Cablevision disclosed the employment agreements in an 8-K filing Thursday (Dec. 24) with the Securities and Exchange Commission.
Dolan, as president and CEO of Cablevision, will receive an annual base salary of $1.5 million plus an annual bonus of up to $6 million. In addition, in calendar year 2010, Dolan will be entitled to receive one or more long-term cash and/or equity awards with an aggregate target value of $7 million, according to the SEC filing. Cablevision expects long-term cash or equity awards of similar aggregate target values will be made to Dolan in subsequent years.
After the MSG spin-off, Dolan will be executive chairman of MSG and "will devote a portion of his business time to that role." The new MSG agreement provides for Dolan's employment through Dec. 31, 2014, at a minimum annual base salary of $500,000 plus an annual target bonus of up to $2 million. From MSG, Dolan will be entitled to receive one or more long-term cash and/or equity awards with an aggregate target value of $1.75 million in 2010, with similar awards in following years.
Rutledge's extended contract provides a minimum annual base salary of $1.638 million with an annual bonus up to $6.55 million, and he is entitled to long-term cash and/or equity awards with an aggregate target value of $6.8 million in calendar year 2010.
In addition, Rutledge will receive a one-time bonus $7.75 million; if his employment with Cablevision is terminated prior to Dec. 31, 2012, he will be required to repay a pro-rated amount of the cash award.
Cablevision also gave Rutledge a one-time grant of Class A Common Stock with a target value of $10.75 million to be made no later than March 31, 2010, with certain restrictions.
Dolan's 2008 salary was $1.8 million and his bonus $6.6 million, according to Cablevision's latest annual proxy. Rutledge's salary was $1.6 million in 2008 and he received a $5.3 million bonus.
Ratner, who will be president and CEO of MSG following the spin-off, will "devote a majority of his time to his role at MSG but he will also retain his position as Cablevision's vice chairman and will devote a portion of his time to that role," so he received two separate employment agreements that will become effective upon the consummation of the spin-off of MSG. Cablevision also agreed to extend the expiration date of his current employment agreement with Cablevision until March 31, 2010, or the date of the spin-off, whichever is sooner.
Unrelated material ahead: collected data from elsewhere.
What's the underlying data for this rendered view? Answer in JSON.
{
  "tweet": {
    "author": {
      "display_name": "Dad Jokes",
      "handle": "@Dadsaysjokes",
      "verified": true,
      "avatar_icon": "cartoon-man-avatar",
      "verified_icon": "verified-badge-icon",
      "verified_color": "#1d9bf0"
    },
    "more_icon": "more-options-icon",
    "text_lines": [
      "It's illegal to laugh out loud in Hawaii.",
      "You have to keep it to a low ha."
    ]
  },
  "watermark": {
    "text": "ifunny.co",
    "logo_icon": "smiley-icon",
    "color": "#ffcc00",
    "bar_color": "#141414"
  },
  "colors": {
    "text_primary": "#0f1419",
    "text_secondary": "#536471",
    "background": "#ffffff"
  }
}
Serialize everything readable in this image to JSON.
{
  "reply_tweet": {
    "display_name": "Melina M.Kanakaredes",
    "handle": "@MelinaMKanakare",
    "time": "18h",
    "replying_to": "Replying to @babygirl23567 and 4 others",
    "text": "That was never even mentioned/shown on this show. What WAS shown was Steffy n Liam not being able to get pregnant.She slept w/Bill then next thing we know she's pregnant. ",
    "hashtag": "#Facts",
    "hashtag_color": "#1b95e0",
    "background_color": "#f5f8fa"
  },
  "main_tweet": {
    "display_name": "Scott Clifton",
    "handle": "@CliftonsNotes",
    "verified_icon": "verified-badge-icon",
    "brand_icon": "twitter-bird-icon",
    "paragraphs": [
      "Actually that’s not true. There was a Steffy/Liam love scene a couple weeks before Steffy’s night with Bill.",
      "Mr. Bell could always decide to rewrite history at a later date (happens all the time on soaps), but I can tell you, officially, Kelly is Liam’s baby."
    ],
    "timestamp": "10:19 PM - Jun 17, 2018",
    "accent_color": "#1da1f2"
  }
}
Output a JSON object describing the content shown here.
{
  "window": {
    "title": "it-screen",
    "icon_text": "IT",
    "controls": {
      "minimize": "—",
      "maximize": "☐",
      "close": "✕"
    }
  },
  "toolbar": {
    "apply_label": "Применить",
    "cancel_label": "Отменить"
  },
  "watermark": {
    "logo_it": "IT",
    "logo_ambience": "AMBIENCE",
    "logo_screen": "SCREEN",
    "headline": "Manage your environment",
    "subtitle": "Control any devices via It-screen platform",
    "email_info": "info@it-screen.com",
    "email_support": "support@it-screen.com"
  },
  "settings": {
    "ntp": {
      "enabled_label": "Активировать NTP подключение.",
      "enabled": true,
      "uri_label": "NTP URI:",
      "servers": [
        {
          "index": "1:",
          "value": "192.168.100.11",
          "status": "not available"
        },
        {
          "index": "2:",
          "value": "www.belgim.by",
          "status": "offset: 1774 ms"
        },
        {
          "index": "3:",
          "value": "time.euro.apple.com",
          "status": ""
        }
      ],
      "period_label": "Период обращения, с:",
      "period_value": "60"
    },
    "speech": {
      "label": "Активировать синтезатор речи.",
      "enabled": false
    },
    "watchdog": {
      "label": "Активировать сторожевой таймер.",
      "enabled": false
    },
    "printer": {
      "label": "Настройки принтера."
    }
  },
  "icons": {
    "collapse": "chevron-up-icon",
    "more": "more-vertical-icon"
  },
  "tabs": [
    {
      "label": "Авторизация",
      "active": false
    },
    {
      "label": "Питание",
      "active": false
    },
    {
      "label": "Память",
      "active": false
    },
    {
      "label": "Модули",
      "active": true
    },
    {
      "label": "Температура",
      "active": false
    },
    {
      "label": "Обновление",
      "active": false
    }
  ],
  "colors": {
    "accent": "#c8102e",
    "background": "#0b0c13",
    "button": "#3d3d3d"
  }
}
As vice chairman of Cablevision, Ratner will have a minimum annual base salary of $500,000 and an annual target bonus up to $2 million. In calendar year 2010, Ratner is entitled to long-term cash and/or equity awards with an aggregate target value of $1.4 million. In addition, Ratner will receive a one-time special award of shares of restricted Cablevision Class A Common Stock with a target value of $1.75 million to be made no later than March 31, 2010, subject to restrictions; Cablevision also will establish and credit $15 million to a retirement account for Ratner's benefit.
As president and CEO of MSG, Ratner will receive an annual base salary of $1.2 million and up to $4.8 million bonus, and long-term cash and/or equity awards with an aggregate target value of $5.4 million in 2010 (with similar awards expected in subsequent years). Ratner also will receive a one-time stock grant worth $4.75 million from MSG no later than March 31, 2010, subject to certain conditions.